Student Success

Art and social change focus of first ever Arts & Science entrepreneurial co-op

Two cultural anthropology students are the first to take part in an entrepreneurial co-operative work term in the Faculty of Arts & Science at the University of Lethbridge.

Canvas art created by Ipaa.
Typically, students who participate in a co-op term undertake paid, full-time work for a semester or longer with an employer. With an entrepreneurial or e-co-op, students essentially work for themselves.

“E-co-ops are an exciting and unique opportunity for students to invest in their business full time while maintaining their student status,” says Lukas Neamtu, programs coordinator and instructor with Co-operative Education & Applied Studies. “Students work closely with the Co-operative Education office, Agility and local companies such as tecconnect, as they learn about entrepreneurialism and the key steps of building a business.
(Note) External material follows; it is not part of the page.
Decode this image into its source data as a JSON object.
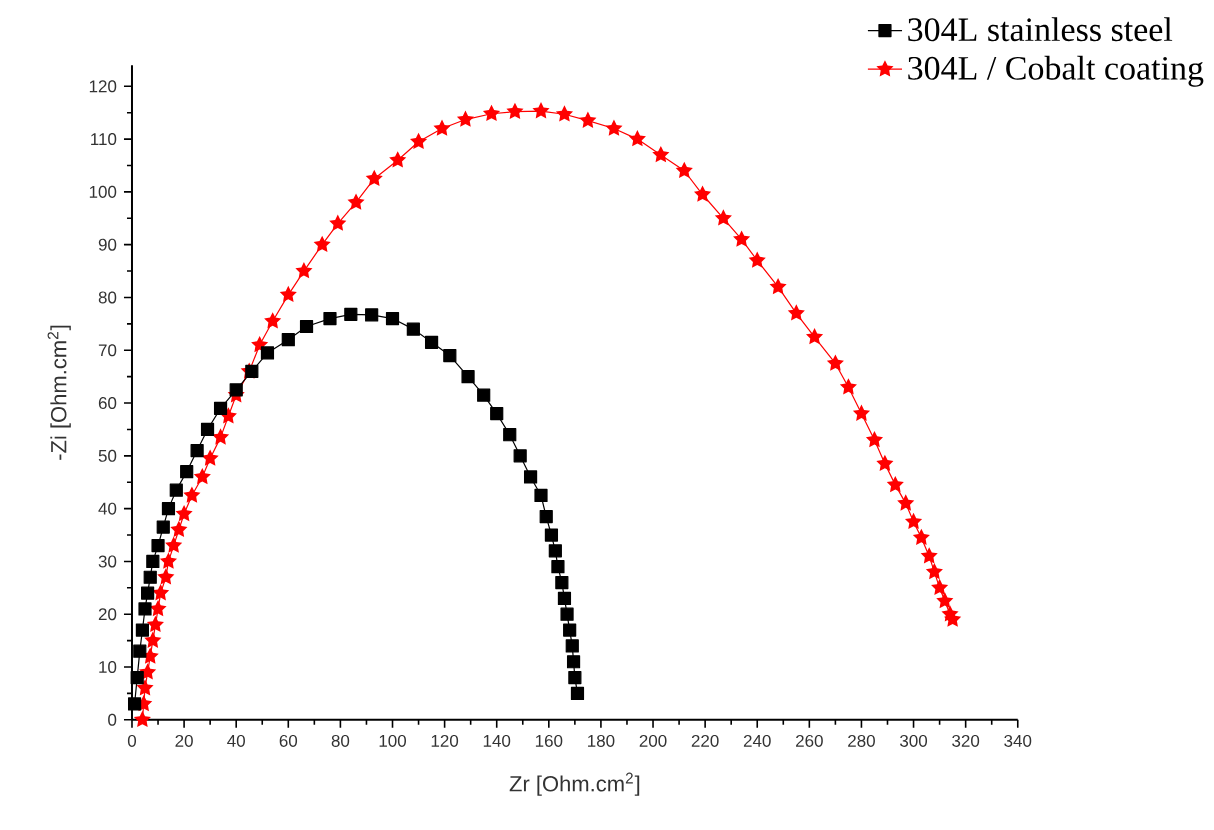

They also gain access to an exceptional network of experts and professionals.”

Bariyaa Ipaa and Cecilia Reid, who’ve been friends since they were both students at Winston Churchill High School, launched Art with Purpose in the fall of 2015. They’re both passionate about art and social change and Art with Purpose gave them a way to bring those interests together.

Bariyaa Ipaa

“We produce and sell artworks and use the money to fund local and international community projects,” says Ipaa.

In addition to prints, stickers and cards are made from the original artworks. They also sell handmade bracelets, original paintings and painting on denim jackets. They both contribute artwork and share in the administrative duties.

They found it easy to manage their studies and their business when they were in their first year. By second year, their studies demanded more of their time and they decided to put Art with Purpose on hold. The break gave them a chance to determine how they could make their development work different from the mainstream.

“Since we started this project, the learning that comes with Art with Purpose has coincided with our studies. We’re choosing courses we think will help us improve Art with Purpose,” says Reid.

“We want to make sure that the communities involved in our projects have agency to speak for themselves and say what their wants and needs are. It’s for us to listen and help them facilitate that goal,” says Ipaa.

Reid, wanting to apply knowledge gained in the classroom, was considering doing a co-op work term for the fall 2018 semester. She spoke to Neamtu, programs coordinator and instructor with Co-operative Education & Applied Studies, who helped set up the entrepreneurial co-op. They soon met Brandy Old, program coordinator with Agility, and she helped them go through the necessary steps to establish a business. They’re also taking an entrepreneurial boot camp course through Economic Development Lethbridge.

Cecilia Reid
“The flexibility has been really great so we can grow in the direction we want. We have several mentors to help us in different fields,” says Reid.

They are currently working on a library project in Malawi. During their first year at the U of L, they participated in the Malawi field study with Dr. Jean Harrowing (BSc ’78), where they met Aaron Maluwa, a facilitator for the field study.

“He understands what his community needs,” says Ipaa. “We kept in contact with him even after the trip and decided we wanted to focus on education. Out of our own pockets, we were sponsoring five students who were orphans and didn’t have the funding to complete secondary schooling. Then we also started thinking about a library project.”

“We wanted Art with Purpose to take on something new, so we reached out to Aaron. He was interested in a library project as well,” says Reid.

“Funding this library project will benefit the girls and women in the community especially, since girls are often disproportionately underrepresented in classrooms,” says Ipaa. “Later on, this transfers into women being underrepresented in the public sphere. This project will be crucial in helping young girls pursue a future they desire and gain economic agency independently of men.”

Their goal is to raise $26,000 and they’re planning a fundraising event in February with an art show and silent auction. The event coincides with Black History Month and is intended to empower the Black community in Lethbridge but it will also be an educational event for the general population.

“What I want out of the art show is to create conversation about identity, race, gender and the Black experience,” says Ipaa.